Well, first and foremost, have a great song. This is very, very helpful. Second of all, have fun. You shouldn’t get too caught up in perfection, you know? I don’t.

For drums, we typically just start going into it and make it better as we go along if we can. Right now I’m looking at the drum kit and I’ve got a Sennheiser MD421 on the snare with an SM57 on top, Sennheiser MD409 on the bottom. I’ve got a Royer mic on the high hat and a couple of Sennheiser MD421s on the toms. Mojave Audio stereo pair for overhead. 

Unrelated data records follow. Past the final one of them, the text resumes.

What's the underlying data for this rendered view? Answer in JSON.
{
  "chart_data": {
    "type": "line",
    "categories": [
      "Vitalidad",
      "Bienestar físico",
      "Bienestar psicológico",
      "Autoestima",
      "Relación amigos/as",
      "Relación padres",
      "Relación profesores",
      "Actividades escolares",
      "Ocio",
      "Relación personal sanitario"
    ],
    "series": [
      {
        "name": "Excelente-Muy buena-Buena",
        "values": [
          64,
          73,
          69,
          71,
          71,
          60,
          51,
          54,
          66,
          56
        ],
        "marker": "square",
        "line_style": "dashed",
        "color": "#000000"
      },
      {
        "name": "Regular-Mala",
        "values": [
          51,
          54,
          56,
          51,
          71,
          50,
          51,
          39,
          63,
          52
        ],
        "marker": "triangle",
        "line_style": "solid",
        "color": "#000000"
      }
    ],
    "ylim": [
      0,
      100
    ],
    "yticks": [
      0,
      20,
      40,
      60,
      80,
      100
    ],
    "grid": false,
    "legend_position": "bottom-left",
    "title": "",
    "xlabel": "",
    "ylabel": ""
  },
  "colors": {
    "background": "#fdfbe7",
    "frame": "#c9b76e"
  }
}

I’ve been having a lot of luck with my sE Gemini tube, placing it about six feet from the kick drum. I’ve got an AKG D112 in the kick and outside a Shure Beta 52. Then I have a couple of secret weapon mics here and one is the original prototype for the Royer tube mic. David Royer’s a good friend of ours and we have the first tube mic he ever made and that’s what I consider my secret weapon. I’ve put it up against every mic that anyone’s ever brought here and I still like it better. It just has an amazing tone. So that’s what we’ve got going on in the drum room.

We typically over mic and then bring it back to where it needs to be, but we always overdo it. It’s better to overdo it, because you can always strip back. Yeah, so that’s kind of our thing mostly: over doing things and then pulling back. For vocals we’ve been using the Royer mic a lot and that one’s been really good. I’ve also got a beyerdynamic like I that.